A particularly eye-opening presentation from the competition focused on how full participation in the larger broadband community can also be a source of salvation for some demographic groups. Citing research that a significant percentage of elderly people in the United States suffer from social isolationism, a team of grad students from the University of Miami proposed that access to a vibrant broadband community could provide a means for elderly Americans to tap into the communal lifestyle enjoyed by senior citizens in some cultures outside the U.S.

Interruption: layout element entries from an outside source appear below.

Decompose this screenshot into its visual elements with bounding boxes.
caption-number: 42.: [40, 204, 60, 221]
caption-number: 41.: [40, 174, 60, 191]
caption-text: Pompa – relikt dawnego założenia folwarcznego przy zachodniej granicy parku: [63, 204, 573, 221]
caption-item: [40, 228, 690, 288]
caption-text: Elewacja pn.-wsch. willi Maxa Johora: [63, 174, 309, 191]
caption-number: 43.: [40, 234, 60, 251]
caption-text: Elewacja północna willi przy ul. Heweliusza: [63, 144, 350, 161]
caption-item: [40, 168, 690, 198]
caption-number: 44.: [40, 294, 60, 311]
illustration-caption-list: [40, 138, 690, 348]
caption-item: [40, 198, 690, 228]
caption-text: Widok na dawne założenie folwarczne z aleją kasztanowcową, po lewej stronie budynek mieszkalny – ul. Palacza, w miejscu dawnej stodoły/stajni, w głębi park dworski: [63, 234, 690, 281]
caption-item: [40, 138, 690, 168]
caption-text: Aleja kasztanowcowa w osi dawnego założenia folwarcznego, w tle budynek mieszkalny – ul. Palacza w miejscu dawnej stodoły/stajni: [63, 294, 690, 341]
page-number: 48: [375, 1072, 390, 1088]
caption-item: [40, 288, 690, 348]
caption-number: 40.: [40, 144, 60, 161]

By providing the socially isolated with the ability to fully participate in broadband communities, the students assert, MSOs can play a role in reducing stress and improving the mental health of a demographic group that is on the rise in the U.S. Accordingly, a big part of their presentation was how MSOs should go about reaching and educating a community that is largely living off the grid.

Marketing Matters

Marketing and outreach, it turns out, are just as important as technology in closing the Digital Divide. Extending wireline and wireless connections deep into remote communities means nothing if a significant swath of the population lacks the awareness or the means to plug into the broadband community.

The competition left me hopeful that MSOs will strive to be even more innovative in how they market their services and how they make them accessible to potential subscribers who, for example, may be old enough to remember rotary phones, lack access to computing platforms or need to overcome accessibility challenges due to a disability.

Finally, the remaining misperception related to closing the Digital Divide that must be cleared up is related to technology options. With more than $42 billion about to be allocated for broadband buildouts through the U.S. Broadband Equity Access and Deployment (BEAD) program, states need to understand that how cost efficiently and how quickly they deliver world-class broadband to their populations depends heavily on technology choices.

No Single Solution

While fiber makes sense for the majority of new builds, many of the demographic groups mentioned in this blog can become full-fledge participants in their broadband communities much faster and much more inexpensively through fairly seamless upgrades to the HFC networks than they can through building new fiber networks from scratch.

The most important goal of improving people’s lives through ubiquitous availability of high-performance broadband is making sure that no one is left behind, not even for a day. Unnecessary rigidness regarding the underlying technology is counterproductive to achieving that goal.